What you should be doing depends on what you're trying to achieve. If you just want to be able to write "C5" in your code and have that turn into "425" when it gets compiled, then you just need to define the enum and don't need to allocate any place to store it. All of the note names will just get translated into the integer values at compilation and it all ends up in program memory implicitly because those values are hardcoded into your code.
If you need to be able to store notes to variables, or store a sequence of notes in progmem, then you need to both define the enum values and allocate storage for them. You would then do something like:
enum musicalNotes
{
C5 = 425,
Cs5 = 401,
D5 = 379,
Ds5 = 357,
//and more...
};
//and then...
musicalNotes someTune[] = {C5, D5,C5, Bf3};
//or...
uint16_t someTune[] = {C5, D5,C5, Bf3};
You can assign the enum values to an integer type like uint16_t because, again, enum values are just fancy names for integer constants. As long as the integer type has enough range to store the required values, it all works. You can decorate 'someTune' with the PROGMEM attribute, or static, volatile, whatever you need. The nice thing about this method is that you know exactly what size is getting allocated because you told the compiler, but that comes with the downside that if you add an enum value that's outside of the range for the type you used you're going to have problems.

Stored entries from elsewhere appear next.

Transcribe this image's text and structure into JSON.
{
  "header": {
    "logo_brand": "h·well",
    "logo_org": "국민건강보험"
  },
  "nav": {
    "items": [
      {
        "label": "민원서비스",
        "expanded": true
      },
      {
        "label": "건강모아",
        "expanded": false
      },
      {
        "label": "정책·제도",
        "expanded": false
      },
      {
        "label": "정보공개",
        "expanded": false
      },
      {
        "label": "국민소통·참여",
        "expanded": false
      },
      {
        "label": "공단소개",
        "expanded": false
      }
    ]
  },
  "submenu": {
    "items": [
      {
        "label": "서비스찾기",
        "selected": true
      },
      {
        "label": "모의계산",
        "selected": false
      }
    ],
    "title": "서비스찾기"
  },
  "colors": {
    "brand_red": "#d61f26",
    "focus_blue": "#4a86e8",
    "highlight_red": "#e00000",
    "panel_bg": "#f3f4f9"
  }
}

One other note (heh), with short enum names like you have here, you have more opportunity for collision with other names in the application. Might not be an actual problem, but for example if you have a seven segment display you might also want to have an enum for segments or something and then you have two different values called "C1". So you want to be careful with the scope of those enum definitions, or alternatively define them with a prefix like:
enum musicalNotes
{
NOTE_C5 = 425,
NOTE_Cs5 = 401,
NOTE_D5 = 379,
NOTE_Ds5 = 357,
//and more...
};
Even when you don't have a specific collision to avoid this sort of notation is common because it allows you to look at the value and immediately know what it means and also which part of the application it comes from. Other languages have nicer syntax for enum-like things, where you would refer to "C5" as "musicalNotes.C5" or similar which avoids this whole problem entirely. Newer languages have moved past the terseness of conventional C because it makes things like this easier to understand.